No estamos juzgando ya que sobre gustos, no hay nada escrito. El punto es que aún existe esa percepción ignorante de que los osos y la escena leather son la misma cosa; otra de las tantas nociones equivocadas que salen a la luz cuando se usan esta clase de etiquetas.

Definirse como “jock”, o deportista al menos indica algo acerca de las actividades de esa persona, y puede ayudar a poner en contacto a chicos con los mismos intereses. ¿Pero desde cuándo nos comunicamos tan pobremente que necesitamos definir nuestro rango de intereses con una sola palabra? ¿Qué tiene de malo tener una conversación real y decirle a alguien que nos gustan los deportes? Si no pasa nada, no pasa nada, pero al menos los involucrados estarán satisfechos en saber que no estuvieron siendo elegidos como una prenda en un local de ropa o un corte de carne en el supermercado. Y esto también puede llevar a una conversación más extensa. Ya sabes, algo más que no sea “toma, come, este es mi cuerpo de deportista”’.
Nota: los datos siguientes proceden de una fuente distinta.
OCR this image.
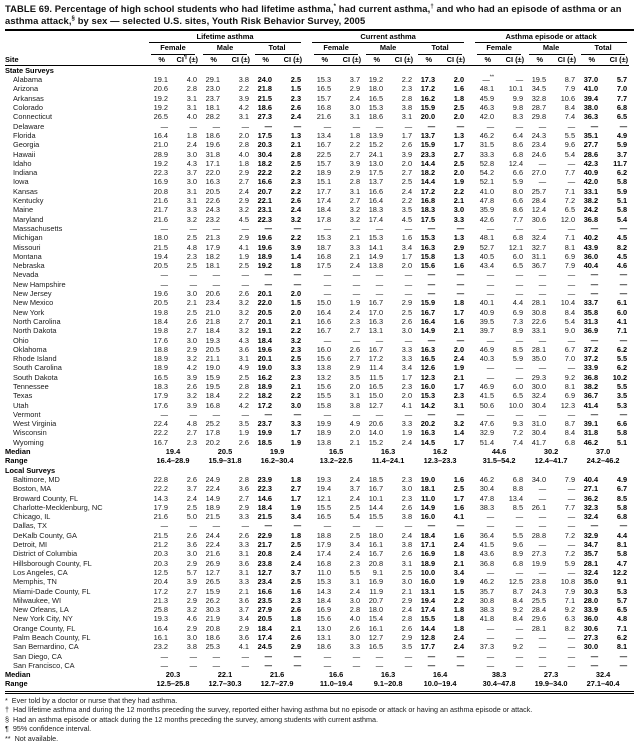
TABLE 69. Percentage of high school students who had lifetime asthma,* had current asthma,† and who had an episode of asthma or an asthma attack,§ by sex — selected U.S. sites, Youth Risk Behavior Survey, 2005

	Lifetime asthma							Current asthma							Asthma episode or attack					

	Female		Male		Total			Female		Male		Total			Female		Male		Total	

Site	%	CI¶ (±)	%	CI (±)	%	CI (±)		%	CI (±)	%	CI (±)	%	CI (±)		%	CI (±)	%	CI (±)	%	CI (±)
State Surveys																				
Alabama	19.1	4.0	29.1	3.8	24.0	2.5		15.3	3.7	19.2	2.2	17.3	2.0		—**	—	19.5	8.7	37.0	5.7
Arizona	20.6	2.8	23.0	2.2	21.8	1.5		16.5	2.9	18.0	2.3	17.2	1.6		48.1	10.1	34.5	7.9	41.0	7.0
Arkansas	19.2	3.1	23.7	3.9	21.5	2.3		15.7	2.4	16.5	2.8	16.2	1.8		45.9	9.9	32.8	10.6	39.4	7.7
Colorado	19.2	3.1	18.1	4.2	18.6	2.6		16.8	3.0	15.3	3.8	15.9	2.5		46.3	9.8	28.7	8.4	38.0	6.8
Connecticut	26.5	4.0	28.2	3.1	27.3	2.4		21.6	3.1	18.6	3.1	20.0	2.0		42.0	8.3	29.8	7.4	36.3	6.5
Delaware	—	—	—	—	—	—		—	—	—	—	—	—		—	—	—	—	—	—
Florida	16.4	1.8	18.6	2.0	17.5	1.3		13.4	1.8	13.9	1.7	13.7	1.3		46.2	6.4	24.3	5.5	35.1	4.9
Georgia	21.0	2.4	19.6	2.8	20.3	2.1		16.7	2.2	15.2	2.6	15.9	1.7		31.5	8.6	23.4	9.6	27.7	5.9
Hawaii	28.9	3.0	31.8	4.0	30.4	2.8		22.5	2.7	24.1	3.9	23.3	2.7		33.3	6.8	24.6	5.4	28.6	3.7
Idaho	19.2	4.3	17.1	1.8	18.2	2.5		15.7	3.9	13.0	2.0	14.4	2.5		52.8	12.4	—	—	42.3	11.7
Indiana	22.3	3.7	22.0	2.9	22.2	2.2		18.9	2.9	17.5	2.7	18.2	2.0		54.2	6.6	27.0	7.7	40.9	6.2
Iowa	16.9	3.0	16.3	2.7	16.6	2.3		15.1	2.8	13.7	2.5	14.4	1.9		52.1	5.9	—	—	42.0	5.8
Kansas	20.8	3.1	20.5	2.4	20.7	2.2		17.7	3.1	16.6	2.4	17.2	2.2		41.0	8.0	25.7	7.1	33.1	5.9
Kentucky	21.6	3.1	22.6	2.9	22.1	2.6		17.4	2.7	16.4	2.2	16.8	2.1		47.8	6.6	28.4	7.2	38.2	5.1
Maine	21.7	3.3	24.3	3.2	23.1	2.4		18.4	3.2	18.3	3.5	18.3	3.0		35.9	8.6	12.4	6.5	24.2	5.8
Maryland	21.6	3.2	23.2	4.5	22.3	3.2		17.8	3.2	17.4	4.5	17.5	3.3		42.6	7.7	30.6	12.0	36.8	5.4
Massachusetts	—	—	—	—	—	—		—	—	—	—	—	—		—	—	—	—	—	—
Michigan	18.0	2.5	21.3	2.9	19.6	2.2		15.3	2.1	15.3	1.6	15.3	1.3		48.1	6.8	32.4	7.1	40.2	4.5
Missouri	21.5	4.8	17.9	4.1	19.6	3.9		18.7	3.3	14.1	3.4	16.3	2.9		52.7	12.1	32.7	8.1	43.9	8.2
Montana	19.4	2.3	18.2	1.9	18.9	1.4		16.8	2.1	14.9	1.7	15.8	1.3		40.5	6.0	31.1	6.9	36.0	4.5
Nebraska	20.5	2.5	18.1	2.5	19.2	1.8		17.5	2.4	13.8	2.0	15.6	1.6		43.4	6.5	36.7	7.9	40.4	4.6
Nevada	—	—	—	—	—	—		—	—	—	—	—	—		—	—	—	—	—	—
New Hampshire	—	—	—	—	—	—		—	—	—	—	—	—		—	—	—	—	—	—
New Jersey	19.6	3.0	20.6	2.6	20.1	2.0		—	—	—	—	—	—		—	—	—	—	—	—
New Mexico	20.5	2.1	23.4	3.2	22.0	1.5		15.0	1.9	16.7	2.9	15.9	1.8		40.1	4.4	28.1	10.4	33.7	6.1
New York	19.8	2.5	21.0	3.2	20.5	2.0		16.4	2.4	17.0	2.5	16.7	1.7		40.9	6.9	30.8	8.4	35.8	6.0
North Carolina	18.4	2.6	21.8	2.7	20.1	2.1		16.6	2.3	16.3	2.6	16.4	1.6		39.5	7.3	22.6	5.4	31.3	4.1
North Dakota	19.8	2.7	18.4	3.2	19.1	2.2		16.7	2.7	13.1	3.0	14.9	2.1		39.7	8.9	33.1	9.0	36.9	7.1
Ohio	17.6	3.0	19.3	4.3	18.4	3.2		—	—	—	—	—	—		—	—	—	—	—	—
Oklahoma	18.8	2.9	20.5	3.6	19.6	2.3		16.0	2.6	16.7	3.3	16.3	2.0		46.9	8.5	28.1	6.7	37.2	6.2
Rhode Island	18.9	3.2	21.1	3.1	20.1	2.5		15.6	2.7	17.2	3.3	16.5	2.4		40.3	5.9	35.0	7.0	37.2	5.5
South Carolina	18.9	4.2	19.0	4.9	19.0	3.3		13.8	2.9	11.4	3.4	12.6	1.9		—	—	—	—	33.9	6.2
South Dakota	16.5	3.9	15.9	2.5	16.2	2.3		13.2	3.5	11.5	1.7	12.3	2.1		—	—	29.3	9.2	36.8	10.2
Tennessee	18.3	2.6	19.5	2.8	18.9	2.1		15.6	2.0	16.5	2.3	16.0	1.7		46.9	6.0	30.0	8.1	38.2	5.5
Texas	17.9	3.2	18.4	2.2	18.2	2.2		15.5	3.1	15.0	2.0	15.3	2.3		41.5	6.5	32.4	6.9	36.7	3.5
Utah	17.6	3.9	16.8	4.2	17.2	3.0		15.8	3.8	12.7	4.1	14.2	3.1		50.6	10.0	30.4	12.3	41.4	5.3
Vermont	—	—	—	—	—	—		—	—	—	—	—	—		—	—	—	—	—	—
West Virginia	22.4	4.8	25.2	3.5	23.7	3.3		19.9	4.9	20.6	3.3	20.2	3.2		47.6	9.3	31.0	8.7	39.1	6.6
Wisconsin	22.2	2.7	17.8	1.9	19.9	1.7		18.9	2.0	14.0	1.9	16.3	1.4		32.9	7.2	30.4	8.4	31.8	5.8
Wyoming	16.7	2.3	20.2	2.6	18.5	1.9		13.8	2.1	15.2	2.4	14.5	1.7		51.4	7.4	41.7	6.8	46.2	5.1
Median	19.4		20.5		19.9			16.5		16.3		16.2			44.6		30.2		37.0	
Range	16.4–28.9		15.9–31.8		16.2–30.4			13.2–22.5		11.4–24.1		12.3–23.3			31.5–54.2		12.4–41.7		24.2–46.2	
Local Surveys																				
Baltimore, MD	22.8	2.6	24.9	2.8	23.9	1.8		19.3	2.4	18.5	2.3	19.0	1.6		46.2	6.8	34.0	7.9	40.4	4.9
Boston, MA	22.2	3.7	22.4	3.6	22.3	2.7		19.4	3.7	16.7	3.0	18.1	2.5		30.4	8.8	—	—	27.1	6.7
Broward County, FL	14.3	2.4	14.9	2.7	14.6	1.7		12.1	2.4	10.1	2.3	11.0	1.7		47.8	13.4	—	—	36.2	8.5
Charlotte-Mecklenburg, NC	17.9	2.5	18.9	2.9	18.4	1.9		15.5	2.5	14.4	2.6	14.9	1.6		38.3	8.5	26.1	7.7	32.3	5.8
Chicago, IL	21.6	5.0	21.5	3.3	21.5	3.4		16.5	5.4	15.5	3.8	16.0	4.1		—	—	—	—	32.4	6.8
Dallas, TX	—	—	—	—	—	—		—	—	—	—	—	—		—	—	—	—	—	—
DeKalb County, GA	21.5	2.6	24.4	2.6	22.9	1.8		18.8	2.5	18.0	2.4	18.4	1.6		36.4	5.5	28.8	7.2	32.9	4.4
Detroit, MI	21.2	3.6	22.4	3.3	21.7	2.5		17.9	3.4	16.1	3.8	17.1	2.4		41.5	9.6	—	—	34.7	8.1
District of Columbia	20.3	3.0	21.6	3.1	20.8	2.4		17.4	2.4	16.7	2.6	16.9	1.8		43.6	8.9	27.3	7.2	35.7	5.8
Hillsborough County, FL	20.3	2.9	26.9	3.6	23.8	2.4		16.8	2.3	20.8	3.1	18.9	2.1		36.8	6.8	19.9	5.9	28.1	4.7
Los Angeles, CA	12.5	5.7	12.7	3.1	12.7	3.7		11.0	5.5	9.1	2.5	10.0	3.4		—	—	—	—	32.4	12.2
Memphis, TN	20.4	3.9	26.5	3.3	23.4	2.5		15.3	3.1	16.9	3.0	16.0	1.9		46.2	12.5	23.8	10.8	35.0	9.1
Miami-Dade County, FL	17.2	2.7	15.9	2.1	16.6	1.6		14.3	2.4	11.9	2.1	13.1	1.5		35.7	8.7	24.3	7.9	30.3	5.3
Milwaukee, WI	21.3	2.9	26.2	3.6	23.5	2.3		18.4	3.0	20.7	2.9	19.4	2.2		30.8	8.4	25.5	7.1	28.0	5.7
New Orleans, LA	25.8	3.2	30.3	3.7	27.9	2.6		16.9	2.8	18.0	2.4	17.4	1.8		38.3	9.2	28.4	9.2	33.9	6.5
New York City, NY	19.3	4.6	21.9	3.4	20.5	1.8		15.6	4.0	15.4	2.8	15.5	1.8		41.8	8.4	29.6	6.3	36.0	4.8
Orange County, FL	16.4	2.9	20.8	2.9	18.4	2.1		13.0	2.6	16.1	2.6	14.4	1.8		—	—	28.1	8.2	30.6	7.1
Palm Beach County, FL	16.1	3.0	18.6	3.6	17.4	2.6		13.1	3.0	12.7	2.9	12.8	2.4		—	—	—	—	27.3	6.2
San Bernardino, CA	23.2	3.8	25.3	4.1	24.5	2.9		18.6	3.3	16.5	3.5	17.7	2.4		37.3	9.2	—	—	30.0	8.1
San Diego, CA	—	—	—	—	—	—		—	—	—	—	—	—		—	—	—	—	—	—
San Francisco, CA	—	—	—	—	—	—		—	—	—	—	—	—		—	—	—	—	—	—
Median	20.3		22.1		21.6			16.6		16.3		16.4			38.3		27.3		32.4	
Range	12.5–25.8		12.7–30.3		12.7–27.9			11.0–19.4		9.1–20.8		10.0–19.4			30.4–47.8		19.9–34.0		27.1–40.4	
* Ever told by a doctor or nurse that they had asthma.
† Had lifetime asthma and during the 12 months preceding the survey, reported either having asthma but no episode or attack or having an asthma episode or attack.
§ Had an asthma episode or attack during the 12 months preceding the survey, among students with current asthma.
¶ 95% confidence interval.
** Not available.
Ya lo sé y entiendo completamente que las clasificaciones sencillas ayudan a simplificar la búsqueda en el campo del levante. También entiendo que desde un ángulo de negocios, el marketing es mucho más sencillo cuando existen etiquetas y categorías. Pero al adoptarlas, Grindr sacrifica lo que lo hizo tan atractivo desde un primer momento: la diversidad y la simple habilidad de encontrar el chico gay disponible más cercano, o al menos varias docenas de ellos, con fotos e información básica para tu conveniencia. El único filtro que necesitábamos eran nuestros ojos, nuestro sentido común y el ocasional uso de la herramienta ‘bloquear’. En estos días, podemos remover candidatos “inelegibles” de nuestro pequeño mundo gay filtrando por edad, altura, peso y tipo corporal. Al menos Grindr no ha seguido el ejemplo de otras aplicaciones que permiten a sus usuarios hacer filtros por raza…al menos no todavía.

Ahora bien, si pudiesen encontrar una manera de filtrar a los usuarios desagradables, narcisistas, vengativos y lunáticos, creo que tendríamos la mejor aplicación del mercado.